Последние слова она почти прокричала, и доктор Сяо, не удержавшись, покачал головой. Он знал, что эта история принесет дочери много горя. Но пророчество оставалось пророчеством, и все еще можно было спасти…
– Она и не могла знать о ней. Мы не жили тогда уже вместе. От меня ей в ту пору нужны были только деньги.
– Вы не жили вместе… – повторила Цзяоцин, точно не веря ему.
– Да. Она ушла от нас, бросила семью – не только меня, но и нашего сына. Светлана только по документам считалась моей женой.
Прошлое опять накрыло Антона волной тревоги. Он вспомнил свое невыносимое одиночество, горечь разочарования в женщине, которую когда-то так любил, а пуще всего – острую жалость к сыну, брошенному матерью. И внезапно на него нахлынули мысли о Костике. Он как будто воочию увидел его перед собой, впервые со страшного дня катастрофы: худенький светловолосый малыш, сбитые коленки вечно в зеленке, любопытные глаза, неожиданные вопросы обо всем на свете…

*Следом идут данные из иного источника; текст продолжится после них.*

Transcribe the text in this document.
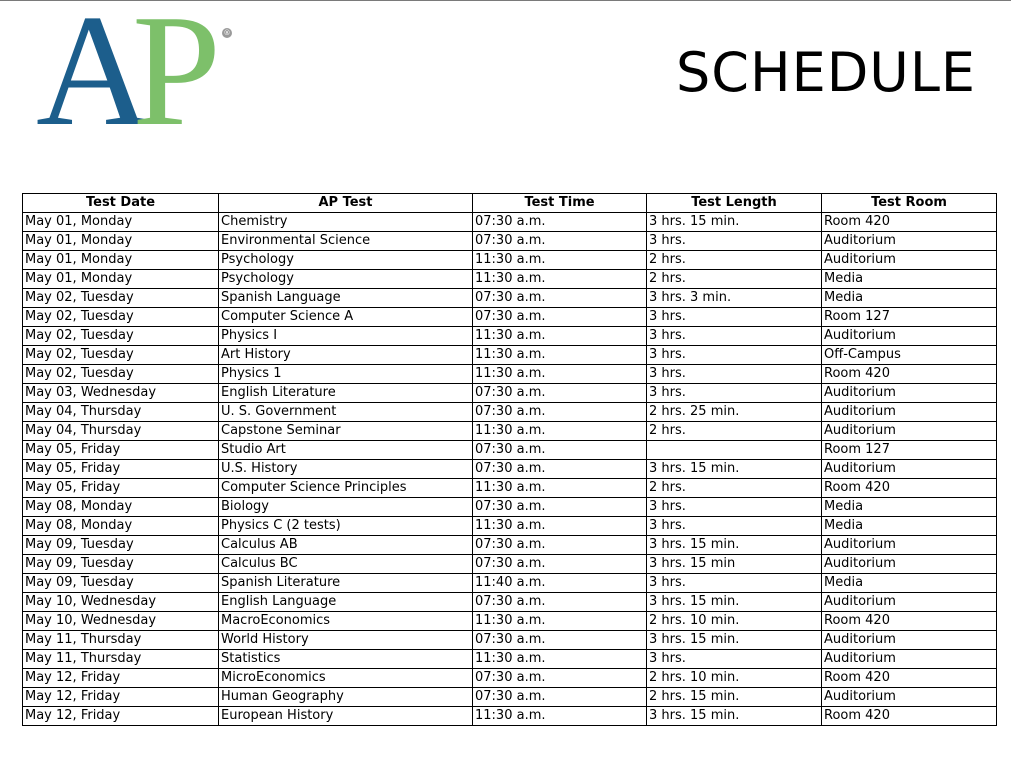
A
P ®
SCHEDULE
Test Date	AP Test	Test Time	Test Length	Test Room
May 01, Monday	Chemistry	07:30 a.m.	3 hrs. 15 min.	Room 420
May 01, Monday	Environmental Science	07:30 a.m.	3 hrs.	Auditorium
May 01, Monday	Psychology	11:30 a.m.	2 hrs.	Auditorium
May 01, Monday	Psychology	11:30 a.m.	2 hrs.	Media
May 02, Tuesday	Spanish Language	07:30 a.m.	3 hrs. 3 min.	Media
May 02, Tuesday	Computer Science A	07:30 a.m.	3 hrs.	Room 127
May 02, Tuesday	Physics I	11:30 a.m.	3 hrs.	Auditorium
May 02, Tuesday	Art History	11:30 a.m.	3 hrs.	Off-Campus
May 02, Tuesday	Physics 1	11:30 a.m.	3 hrs.	Room 420
May 03, Wednesday	English Literature	07:30 a.m.	3 hrs.	Auditorium
May 04, Thursday	U. S. Government	07:30 a.m.	2 hrs. 25 min.	Auditorium
May 04, Thursday	Capstone Seminar	11:30 a.m.	2 hrs.	Auditorium
May 05, Friday	Studio Art	07:30 a.m.		Room 127
May 05, Friday	U.S. History	07:30 a.m.	3 hrs. 15 min.	Auditorium
May 05, Friday	Computer Science Principles	11:30 a.m.	2 hrs.	Room 420
May 08, Monday	Biology	07:30 a.m.	3 hrs.	Media
May 08, Monday	Physics C (2 tests)	11:30 a.m.	3 hrs.	Media
May 09, Tuesday	Calculus AB	07:30 a.m.	3 hrs. 15 min.	Auditorium
May 09, Tuesday	Calculus BC	07:30 a.m.	3 hrs. 15 min	Auditorium
May 09, Tuesday	Spanish Literature	11:40 a.m.	3 hrs.	Media
May 10, Wednesday	English Language	07:30 a.m.	3 hrs. 15 min.	Auditorium
May 10, Wednesday	MacroEconomics	11:30 a.m.	2 hrs. 10 min.	Room 420
May 11, Thursday	World History	07:30 a.m.	3 hrs. 15 min.	Auditorium
May 11, Thursday	Statistics	11:30 a.m.	3 hrs.	Auditorium
May 12, Friday	MicroEconomics	07:30 a.m.	2 hrs. 10 min.	Room 420
May 12, Friday	Human Geography	07:30 a.m.	2 hrs. 15 min.	Auditorium
May 12, Friday	European History	11:30 a.m.	3 hrs. 15 min.	Room 420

И громко, уверенно, не обращаясь ни к кому в этой комнате, Антон произнес:
– У меня в Москве остался сын. Ему сейчас, наверное, уже лет десять… Он рос на моих руках. Я очень беспокоился о нем, когда отправлялся в Китай.

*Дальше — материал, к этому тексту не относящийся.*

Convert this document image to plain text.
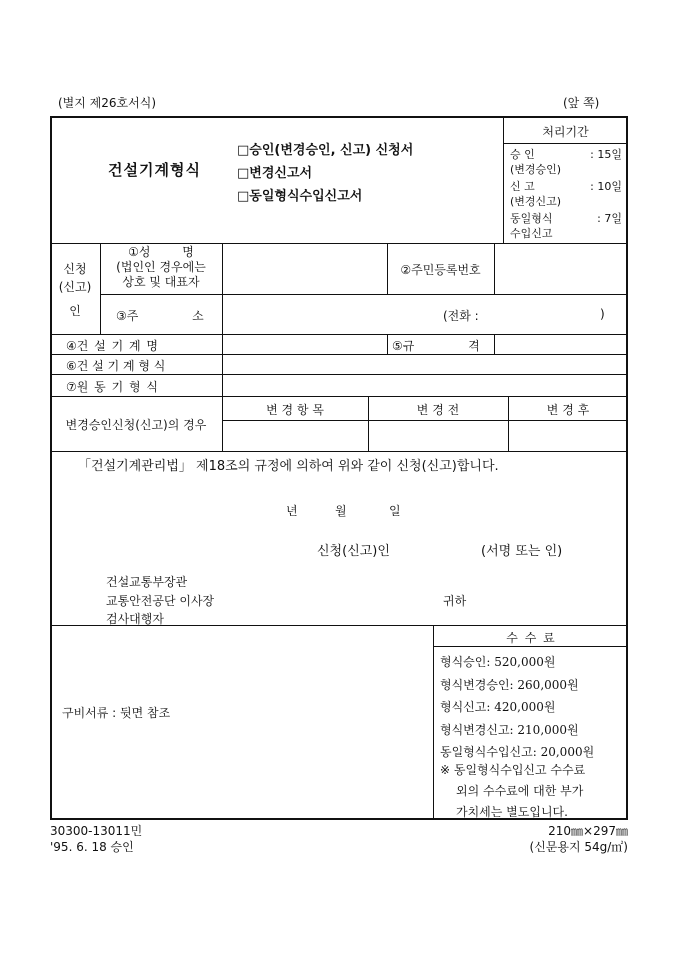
(별지 제26호서식)	(앞 쪽)
건설기계형식
□승인(변경승인, 신고) 신청서
□변경신고서
□동일형식수입신고서
처리기간
승 인	: 15일
(변경승인)
신 고	: 10일
(변경신고)
동일형식	: 7일
수입신고
신청
(신고)
인
①성 명
(법인인 경우에는
상호 및 대표자
②주민등록번호
③주 소	(전화 :	)
④건 설 기 계 명	⑤규 격
⑥건 설 기 계 형 식
⑦원 동 기 형 식
변경승인신청(신고)의 경우
변 경 항 목	변 경 전	변 경 후
「건설기계관리법」 제18조의 규정에 의하여 위와 같이 신청(신고)합니다.
년	월	일
신청(신고)인	(서명 또는 인)
건설교통부장관
교통안전공단 이사장
검사대행자
귀하
구비서류 : 뒷면 참조
수 수 료
형식승인: 520,000원
형식변경승인: 260,000원
형식신고: 420,000원
형식변경신고: 210,000원
동일형식수입신고: 20,000원
※ 동일형식수입신고 수수료
외의 수수료에 대한 부가
가치세는 별도입니다.
30300-13011민
'95. 6. 18 승인
210㎜×297㎜
(신문용지 54g/㎡)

Психолог-консультант, повинуясь молчаливому – одними глазами – приказанию профессора, начал что-то быстро строчить в своих бумагах. Дина застыла, глядя прямо перед собой горестным отсутствующим взглядом. А Антона словно прорвало, и он говорил и говорил, вновь погружаясь в темные глубины своей памяти:
– Мальчика зовут Константин Житкевич. Он совсем один, наверняка заброшен и никому не нужен. Моя мать умерла, а отец был болен, лежал в клинике, проходил длительный курс лечения. Жена не любила ребенка. Она могла сдать его в детский дом, могла… все что угодно. Мне надо ехать в Россию. Найти сына. Сейчас, немедленно…

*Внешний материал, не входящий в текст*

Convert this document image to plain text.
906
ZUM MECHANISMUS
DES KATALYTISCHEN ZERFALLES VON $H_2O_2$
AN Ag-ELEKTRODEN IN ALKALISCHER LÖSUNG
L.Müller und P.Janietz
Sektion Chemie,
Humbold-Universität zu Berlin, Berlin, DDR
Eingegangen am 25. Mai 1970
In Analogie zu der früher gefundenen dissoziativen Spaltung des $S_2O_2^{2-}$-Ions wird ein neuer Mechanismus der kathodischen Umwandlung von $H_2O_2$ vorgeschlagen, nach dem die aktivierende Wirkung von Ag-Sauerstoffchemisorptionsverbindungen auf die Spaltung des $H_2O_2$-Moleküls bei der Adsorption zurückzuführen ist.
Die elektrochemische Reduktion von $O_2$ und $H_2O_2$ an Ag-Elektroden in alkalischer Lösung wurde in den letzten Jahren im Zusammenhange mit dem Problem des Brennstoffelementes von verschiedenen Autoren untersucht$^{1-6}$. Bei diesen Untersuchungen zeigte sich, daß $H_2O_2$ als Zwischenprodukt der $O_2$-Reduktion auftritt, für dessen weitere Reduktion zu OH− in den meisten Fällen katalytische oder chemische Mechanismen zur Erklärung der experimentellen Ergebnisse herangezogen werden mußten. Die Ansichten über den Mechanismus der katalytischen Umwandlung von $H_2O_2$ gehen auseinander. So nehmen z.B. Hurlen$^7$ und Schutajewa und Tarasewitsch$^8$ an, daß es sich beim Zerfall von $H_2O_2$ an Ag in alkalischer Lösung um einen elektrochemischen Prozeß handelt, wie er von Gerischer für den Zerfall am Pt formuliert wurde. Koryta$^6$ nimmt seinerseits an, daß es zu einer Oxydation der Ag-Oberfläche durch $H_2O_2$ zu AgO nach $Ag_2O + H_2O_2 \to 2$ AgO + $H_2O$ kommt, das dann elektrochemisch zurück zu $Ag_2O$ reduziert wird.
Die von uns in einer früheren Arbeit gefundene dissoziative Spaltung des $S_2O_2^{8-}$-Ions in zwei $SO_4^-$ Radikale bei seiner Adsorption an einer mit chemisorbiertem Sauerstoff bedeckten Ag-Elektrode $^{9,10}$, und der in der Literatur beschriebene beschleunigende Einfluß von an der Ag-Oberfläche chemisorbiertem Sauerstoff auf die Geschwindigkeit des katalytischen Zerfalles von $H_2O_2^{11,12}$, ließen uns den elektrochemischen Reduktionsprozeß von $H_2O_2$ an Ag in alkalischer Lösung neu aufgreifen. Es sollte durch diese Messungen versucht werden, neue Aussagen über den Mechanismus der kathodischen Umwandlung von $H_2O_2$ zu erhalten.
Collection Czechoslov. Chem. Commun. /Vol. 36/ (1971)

Он говорил так горячо и так сбивчиво, что, кажется, сам уже не понимал, ни где он, ни кто перед ним. Он вспомнил, как заглушал тоску и отчаяние работой, как единственным светлым лучиком в его жизни оставался Костик, как много счастья и радости давал ему этот родной и забавный человечек… Он работал сутками… Но воспоминания о работе давались труднее всего, и Антон отшвырнул их в сторону, как ненужную тряпку. Главное было сейчас – сын. Найти его, спасти его. Ему захотелось остаться одному, чтобы вспомнить все как следует, но старый доктор Сяо не дал ему такой возможности.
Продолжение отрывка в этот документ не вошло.